O encontro representa o elo entre a resiliência de uma atleta que busca recuperar movimentos há 12 anos, e a dedicação de uma cientista que passou mais de 25 anos desenvolvendo a polilaminina, uma proteína capaz de atuar na regeneração nervosa.
A polilaminina e a reconstrução celular
O trabalho liderado por Tatiana Sampaio foca na biologia da matriz extracelular. A polilaminina funciona como uma espécie de “cola biológica“. Em casos de lesões medulares, como a sofrida por Laís em 2014, a comunicação entre os neurônios é interrompida. A inovação da pesquisadora brasileira atua como ajuda para que fibras nervosas atravessem a cicatriz da lesão. Na prática, isso pode significar a recuperação gradativa de movimentos. Em testes clínicos conduzidos na pesquisa, pacientes tetraplégicos já apresentaram retorno de sensibilidade e movimentos motores.

Para Laís Souza, que se tornou uma voz ativa pelos direitos e pela saúde de pessoas com deficiência, a aplicação dessa tecnologia pode representar um novo caminho em sua jornada de reabilitação, oferecendo uma base biológica para a reconstrução que a fisioterapia, sozinha, encontra limites para realizar.

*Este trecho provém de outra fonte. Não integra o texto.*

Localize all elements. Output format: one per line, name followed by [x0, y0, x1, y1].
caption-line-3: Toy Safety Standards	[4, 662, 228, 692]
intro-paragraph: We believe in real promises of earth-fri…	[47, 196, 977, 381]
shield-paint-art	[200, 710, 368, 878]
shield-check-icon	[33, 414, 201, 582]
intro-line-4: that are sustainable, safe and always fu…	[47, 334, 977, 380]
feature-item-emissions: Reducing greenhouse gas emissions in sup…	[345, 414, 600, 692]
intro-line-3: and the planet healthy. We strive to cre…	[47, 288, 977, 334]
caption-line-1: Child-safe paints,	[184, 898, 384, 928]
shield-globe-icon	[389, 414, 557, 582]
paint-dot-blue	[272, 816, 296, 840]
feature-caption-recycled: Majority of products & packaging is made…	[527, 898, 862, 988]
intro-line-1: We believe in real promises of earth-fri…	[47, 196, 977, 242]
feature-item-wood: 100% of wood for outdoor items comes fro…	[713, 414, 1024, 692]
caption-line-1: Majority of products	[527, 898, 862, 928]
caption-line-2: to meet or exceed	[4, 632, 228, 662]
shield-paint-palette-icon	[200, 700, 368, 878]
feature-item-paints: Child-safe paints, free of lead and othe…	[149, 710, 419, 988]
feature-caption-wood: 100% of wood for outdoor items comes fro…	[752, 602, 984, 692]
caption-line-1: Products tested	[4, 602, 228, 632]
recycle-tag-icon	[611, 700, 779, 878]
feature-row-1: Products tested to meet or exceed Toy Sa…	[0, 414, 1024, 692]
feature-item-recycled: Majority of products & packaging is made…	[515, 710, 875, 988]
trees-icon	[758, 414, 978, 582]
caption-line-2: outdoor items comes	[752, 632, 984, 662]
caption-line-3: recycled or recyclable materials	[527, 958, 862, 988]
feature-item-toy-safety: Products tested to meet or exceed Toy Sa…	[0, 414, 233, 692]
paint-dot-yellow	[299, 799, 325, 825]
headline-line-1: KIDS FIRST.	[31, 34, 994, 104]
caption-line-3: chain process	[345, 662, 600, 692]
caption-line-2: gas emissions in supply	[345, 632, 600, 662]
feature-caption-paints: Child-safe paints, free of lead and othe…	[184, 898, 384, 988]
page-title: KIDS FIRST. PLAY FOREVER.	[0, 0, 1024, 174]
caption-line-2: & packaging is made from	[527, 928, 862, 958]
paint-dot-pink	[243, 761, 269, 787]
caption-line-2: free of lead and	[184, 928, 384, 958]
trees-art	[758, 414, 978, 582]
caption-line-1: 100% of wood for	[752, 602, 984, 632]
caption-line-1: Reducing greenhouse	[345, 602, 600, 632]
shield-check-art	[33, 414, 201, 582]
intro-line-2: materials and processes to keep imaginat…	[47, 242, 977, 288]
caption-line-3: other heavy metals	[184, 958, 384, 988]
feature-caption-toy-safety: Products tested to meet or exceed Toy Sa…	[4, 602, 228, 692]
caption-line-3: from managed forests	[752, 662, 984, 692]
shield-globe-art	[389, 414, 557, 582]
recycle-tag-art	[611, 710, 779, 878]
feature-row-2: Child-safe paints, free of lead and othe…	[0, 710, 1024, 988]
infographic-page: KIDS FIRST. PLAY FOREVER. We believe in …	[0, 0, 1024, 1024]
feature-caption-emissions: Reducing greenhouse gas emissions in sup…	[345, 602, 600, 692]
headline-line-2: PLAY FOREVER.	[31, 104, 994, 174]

“Eu sempre disse que viajaria para qualquer lugar do mundo se surgisse uma pesquisa verdadeiramente promissora. E nunca, nem nos meus melhores sonhos, imaginei que essa luz estaria tão perto. Aqui na nossa casa, no nosso país. Continuo acompanhando cada notícia, entrevista, podcast e atualização com otimismo, cautela e pés no chão. Torço para que os resultados avancem além do que hoje conseguimos imaginar.” celebrou a ex-ginasta, em um post em uma rede social.
Impacto na sociedade e o futuro da Medicina
A importância desse encontro vai muito além do âmbito pessoal. A validação pública feita por uma figura como Laís Souza coloca os holofotes sobre a ciência produzida em universidades públicas brasileiras, muitas vezes carentes de recursos.
O desenvolvimento de um fármaco nacional de alta tecnologia, em parceria com o laboratório Cristália, marca um novo capítulo na História da Medicina brasileira. E os ganhos são benéficos para toda a sociedade, já que o tratamento eficaz de lesões medulares diminui a dependência de cuidados contínuos (o que gera redução de custos na saúde pública) e reintegra pacientes ao mercado de trabalho e à vida social.
Referência mundial
A pesquisa de Tatiana Sampaio já é citada como potencial candidata a premiações internacionais no futuro, como o Nobel de Medicina, elevando o prestígio do Brasil na Biotecnologia.
O encontro entre a atleta e a pesquisadora é, acima de tudo, uma mensagem de esperança. Mostra que, enquanto o corpo luta para se reconstruir, a ciência brasileira trabalha para fornecer as ferramentas necessárias para que esse milagre se torne realidade.
Atenção para não cair em golpes
A polilaminina não está sendo comercializada. Para informações mais detalhadas sobre o andamento da pesquisa, a orientação correta é buscar sempre os canais oficiais, o SAC do laboratório Cristália e a equipe responsável pela pesquisa:
@dr.brunocortes – Chefe do Serviço de Neurocirurgia
@olavobfranco – médico, PhD em Neurociência e pesquisador da polilaminina
@laboratoriocristalia – laboratório que desenvolve a polilaminina em parceria com a UFRJ
@bfdrummond – Paciente 01
@_hannaribeiro – paciente crônica
A pesquisadora Tatiana Sampaio não está em nenhuma rede social.